It wasn't long ago when people thought "green jobs" and came up with a bunch of clichés. Think park ranger, ecologist, or activist for an environmental group like Greenpeace. Now there's a new green economy that's stretching its fingertips in all sorts of directions and touching just about any industry you can think of.
Unique opportunities abound for environmentally friendly jobs, from carbon fund manager and sustainability consultant to solar installation supervisor and wind energy project manager. At the same time, people whose careers are in industries not exactly known for being environmentally friendly are rethinking how they work and whom they work for.
Job listings website Monster.com launched last fall its Green Careers specialty site, which targets recent college grads and those with only a few years of job experience. Its listings include green jobs in research and development, emerging careers such as social responsibility officer, plus a host of everyday jobs—sales, marketing, accounting—at companies that consider themselves green, such as Whole Foods or Green Mountain Coffee Roasters.
And for those currently working, an increasing number of employees are finding that they need to incorporate green knowledge into their existing positions. "We're seeing a higher priority on skills synthesis" as corporations seek new expertise and try to tack environmental responsibilities onto jobs, says Rafael Reyes, program director for the not-for-profit EcoAmerica. "We'll need investment analysts who understand sustainability and carbon neutrality issues, or maybe environmental scientists who can look at the financial dimensions of these issues within a corporation."
Robert Pollin, codirector of the Political Economy Research Institute in Amherst, Mass., sees existing jobs transitioning from established to emerging industries.

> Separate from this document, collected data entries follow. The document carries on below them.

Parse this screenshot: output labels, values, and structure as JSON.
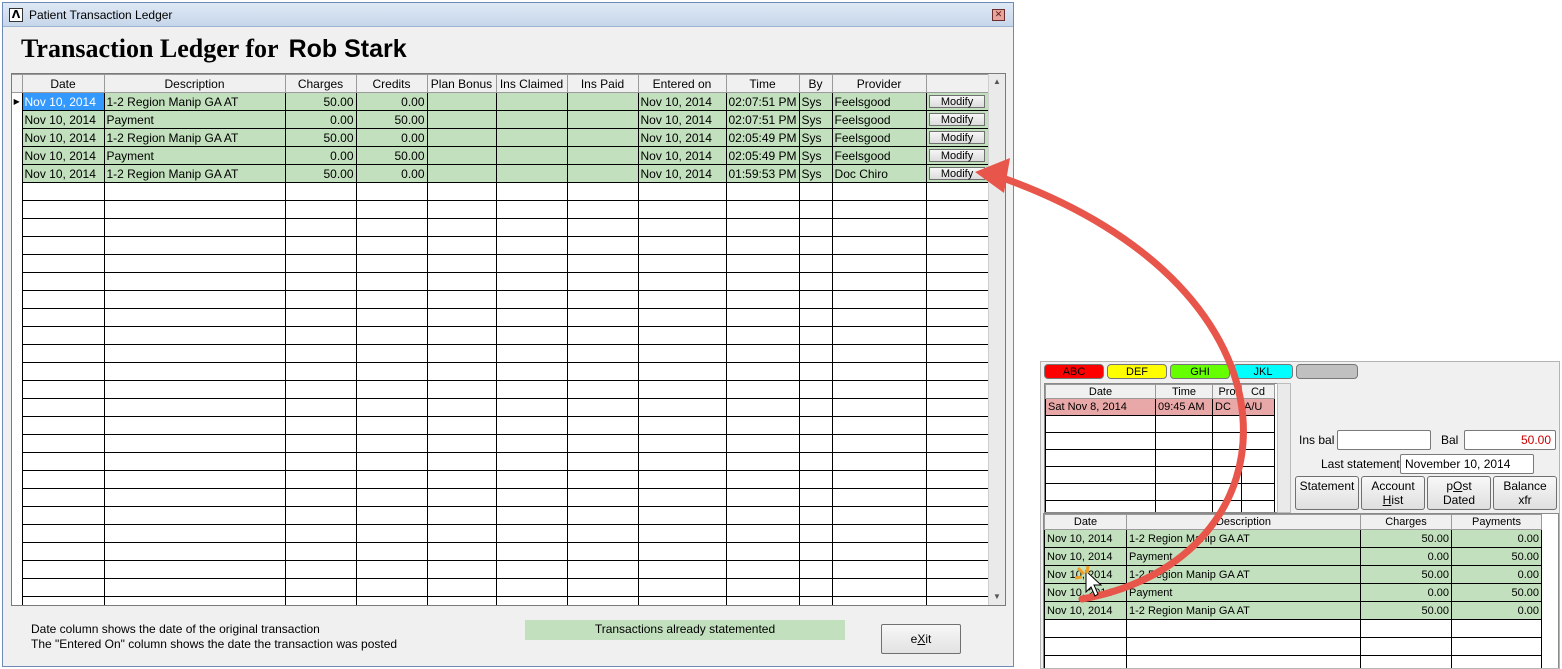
{
  "window": {
    "title": "Patient Transaction Ledger",
    "heading_prefix": "Transaction Ledger for",
    "patient_name": "Rob Stark"
  },
  "ledger": {
    "columns": [
      "Date",
      "Description",
      "Charges",
      "Credits",
      "Plan Bonus",
      "Ins Claimed",
      "Ins Paid",
      "Entered on",
      "Time",
      "By",
      "Provider",
      ""
    ],
    "modify_label": "Modify",
    "rows": [
      {
        "date": "Nov 10, 2014",
        "description": "1-2  Region Manip  GA  AT",
        "charges": "50.00",
        "credits": "0.00",
        "plan_bonus": "",
        "ins_claimed": "",
        "ins_paid": "",
        "entered_on": "Nov 10, 2014",
        "time": "02:07:51 PM",
        "by": "Sys",
        "provider": "Feelsgood"
      },
      {
        "date": "Nov 10, 2014",
        "description": "Payment",
        "charges": "0.00",
        "credits": "50.00",
        "plan_bonus": "",
        "ins_claimed": "",
        "ins_paid": "",
        "entered_on": "Nov 10, 2014",
        "time": "02:07:51 PM",
        "by": "Sys",
        "provider": "Feelsgood"
      },
      {
        "date": "Nov 10, 2014",
        "description": "1-2  Region Manip  GA  AT",
        "charges": "50.00",
        "credits": "0.00",
        "plan_bonus": "",
        "ins_claimed": "",
        "ins_paid": "",
        "entered_on": "Nov 10, 2014",
        "time": "02:05:49 PM",
        "by": "Sys",
        "provider": "Feelsgood"
      },
      {
        "date": "Nov 10, 2014",
        "description": "Payment",
        "charges": "0.00",
        "credits": "50.00",
        "plan_bonus": "",
        "ins_claimed": "",
        "ins_paid": "",
        "entered_on": "Nov 10, 2014",
        "time": "02:05:49 PM",
        "by": "Sys",
        "provider": "Feelsgood"
      },
      {
        "date": "Nov 10, 2014",
        "description": "1-2  Region Manip  GA  AT",
        "charges": "50.00",
        "credits": "0.00",
        "plan_bonus": "",
        "ins_claimed": "",
        "ins_paid": "",
        "entered_on": "Nov 10, 2014",
        "time": "01:59:53 PM",
        "by": "Sys",
        "provider": "Doc Chiro"
      }
    ]
  },
  "footer": {
    "note1": "Date column shows the date of the original transaction",
    "note2": "The \"Entered On\" column shows the date the transaction was posted",
    "legend": "Transactions already statemented",
    "exit_pre": "e",
    "exit_key": "X",
    "exit_post": "it"
  },
  "inset": {
    "tabs": [
      {
        "label": "ABC",
        "color": "#ff0000"
      },
      {
        "label": "DEF",
        "color": "#ffff00"
      },
      {
        "label": "GHI",
        "color": "#66ff00"
      },
      {
        "label": "JKL",
        "color": "#00ffff"
      },
      {
        "label": "",
        "color": "#c0c0c0"
      }
    ],
    "appointments": {
      "columns": [
        "Date",
        "Time",
        "Pro",
        "Cd"
      ],
      "rows": [
        {
          "date": "Sat Nov 8, 2014",
          "time": "09:45 AM",
          "pro": "DC",
          "cd": "A/U"
        }
      ]
    },
    "ins_bal_label": "Ins bal",
    "ins_bal_value": "",
    "bal_label": "Bal",
    "bal_value": "50.00",
    "last_statement_label": "Last statement",
    "last_statement_value": "November 10, 2014",
    "buttons": {
      "statement": "Statement",
      "account_l1": "Account",
      "account_l2_key": "H",
      "account_l2_post": "ist",
      "post_l1_pre": "p",
      "post_l1_key": "O",
      "post_l1_post": "st",
      "post_l2": "Dated",
      "balance_l1": "Balance",
      "balance_l2": "xfr"
    },
    "transactions": {
      "columns": [
        "Date",
        "Description",
        "Charges",
        "Payments"
      ],
      "rows": [
        {
          "date": "Nov 10, 2014",
          "description": "1-2  Region Manip  GA  AT",
          "charges": "50.00",
          "payments": "0.00"
        },
        {
          "date": "Nov 10, 2014",
          "description": "Payment",
          "charges": "0.00",
          "payments": "50.00"
        },
        {
          "date": "Nov 10, 2014",
          "description": "1-2  Region Manip  GA  AT",
          "charges": "50.00",
          "payments": "0.00"
        },
        {
          "date": "Nov 10, 2014",
          "description": "Payment",
          "charges": "0.00",
          "payments": "50.00"
        },
        {
          "date": "Nov 10, 2014",
          "description": "1-2  Region Manip  GA  AT",
          "charges": "50.00",
          "payments": "0.00"
        }
      ]
    }
  },
  "colors": {
    "statemented_row": "#c2e0bd",
    "appointment_row": "#e9a8a8",
    "selection": "#3399ff",
    "annotation_arrow": "#e8554a",
    "balance_text": "#cc0000"
  }
}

Examples include construction workers installing solar panels or metalworkers building wind farms and laying commuter rail tracks. In addition, white-collar professionals like accountants, lawyers, and investment bankers might segue their expertise away from graying industries like utilities and fossil fuels to the clean-energy sectors where they see more growth, Pollin says.
Pollin points out that the United States won't necessarily see an uptick in all emerging green-collar jobs. For example, a lot of new manufacturing might occur overseas. "Solar voltaic technology was developed in the U.S., but the Germans are ahead in manufacturing commercial products from it. The Spanish are producing the most and best of the very large turbines. And the Chinese are trying to compete in solar panels," he explains. "So manufacturing is up for grabs."
The number of green jobs out there is a matter of how liberally one interprets them. "If a truck driver is hauling oil pipeline material one day and solar panels the next, is that a green job?" Pollin asks. (He would say it is.)
As the environmental sector evolves, those who want to be a part of it will have to examine "green" job opportunities as carefully as eco-aware consumers consider products and services that claim to be organic, sustainable, or energy efficient. (Find out why it matters if your employer is green.) All but the most recalcitrant companies want to be viewed as moving toward sustainability, energy efficiency, and carbon reduction to some degree, especially when it comes to wooing top talent. But while many employers are doing all that they appear to be able to do, others are doing far less.
Reyes points out that although some businesses have well-established green credentials, others aren't quite there yet. Some companies have stated goals they're working toward, while still others haven't yet made any significant efforts in this new direction. "It's a differentiation we make that we encourage job seekers to make, too." It seems that hey'll have more and more of an opportunity to do just that.